You are here
About the Journal
Diacritics, a review of contemporary criticism, was founded in 1971 by the Department of Romance Studies, under the editorship of David I. Grossvogel. Published by Johns Hopkins University Press since 1977, the journal maintains editorial offices in the Department of Romance Studies at Cornell. Members of its editorial board are Cornell faculty and graduate students who are nominated and elected by the board.

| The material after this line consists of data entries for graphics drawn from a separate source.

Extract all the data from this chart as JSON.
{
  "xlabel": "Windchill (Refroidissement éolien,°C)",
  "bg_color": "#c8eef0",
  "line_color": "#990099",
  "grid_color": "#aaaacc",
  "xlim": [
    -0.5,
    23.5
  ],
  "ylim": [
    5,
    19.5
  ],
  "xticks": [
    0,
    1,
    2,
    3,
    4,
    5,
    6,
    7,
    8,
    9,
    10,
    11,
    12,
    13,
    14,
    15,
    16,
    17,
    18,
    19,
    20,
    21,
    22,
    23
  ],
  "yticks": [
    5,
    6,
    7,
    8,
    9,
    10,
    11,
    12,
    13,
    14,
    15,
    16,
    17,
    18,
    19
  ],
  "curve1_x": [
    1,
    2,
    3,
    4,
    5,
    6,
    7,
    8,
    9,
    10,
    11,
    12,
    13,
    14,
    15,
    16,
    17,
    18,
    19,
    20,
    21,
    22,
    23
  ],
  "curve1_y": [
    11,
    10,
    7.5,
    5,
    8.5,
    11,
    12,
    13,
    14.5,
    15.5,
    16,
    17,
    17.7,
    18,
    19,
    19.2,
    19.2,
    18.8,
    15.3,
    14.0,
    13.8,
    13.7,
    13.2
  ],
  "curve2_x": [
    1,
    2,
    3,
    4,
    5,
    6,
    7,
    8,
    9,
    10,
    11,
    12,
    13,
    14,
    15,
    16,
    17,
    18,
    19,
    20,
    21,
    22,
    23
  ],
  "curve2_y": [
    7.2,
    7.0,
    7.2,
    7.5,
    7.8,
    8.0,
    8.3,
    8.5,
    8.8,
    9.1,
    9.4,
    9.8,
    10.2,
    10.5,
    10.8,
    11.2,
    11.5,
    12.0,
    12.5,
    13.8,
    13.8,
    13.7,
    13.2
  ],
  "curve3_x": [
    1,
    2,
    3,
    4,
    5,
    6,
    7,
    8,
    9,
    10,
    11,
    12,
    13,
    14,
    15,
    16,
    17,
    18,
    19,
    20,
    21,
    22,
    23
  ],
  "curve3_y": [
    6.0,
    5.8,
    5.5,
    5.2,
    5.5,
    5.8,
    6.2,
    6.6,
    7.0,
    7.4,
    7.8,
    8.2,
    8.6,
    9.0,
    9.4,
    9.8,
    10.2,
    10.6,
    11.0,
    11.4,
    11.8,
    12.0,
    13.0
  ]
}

Diacritics was one of the first academic journals to bring continental theory to the US. In the 1970s, it published translations of the work of Jacques Derrida, Michel Foucault, Hélène Cixous, Philippe Lacoue-Labarthe, Jean-Luc Nancy, and Umberto Eco, and articles by Paul de Man, Gayatri Spivak, Edward Said, Fredric Jameson, and Barbara Johnson. Historically its preferred mode has been the review article that analyzes in detail the theoretical arguments and assumptions of the most significant books in the humanities and social sciences. It periodically publishes special issues on topics or on thinkers of great current interest. In recent years, Diacritics has published important work in gender studies, cultural studies, queer theory, political theory, literary theory, and psychoanalysis, including articles by Judith Butler, Roberto Esposito, Louis Althusser, Etienne Balibar, Jacques Rancière, and Giorgio Agamben. The redesigned journal (beginning with volume 40) has won awards from the AAUP Book, Jacket, and Journal Show (2014) and the Council of Editors of Learned Journals (CELJ, 2014).
Diacritics maintains its role as one of the most distinguished academic journals of theory and criticism, as it continues to embrace a plurality of theoretical approaches and critical perspectives.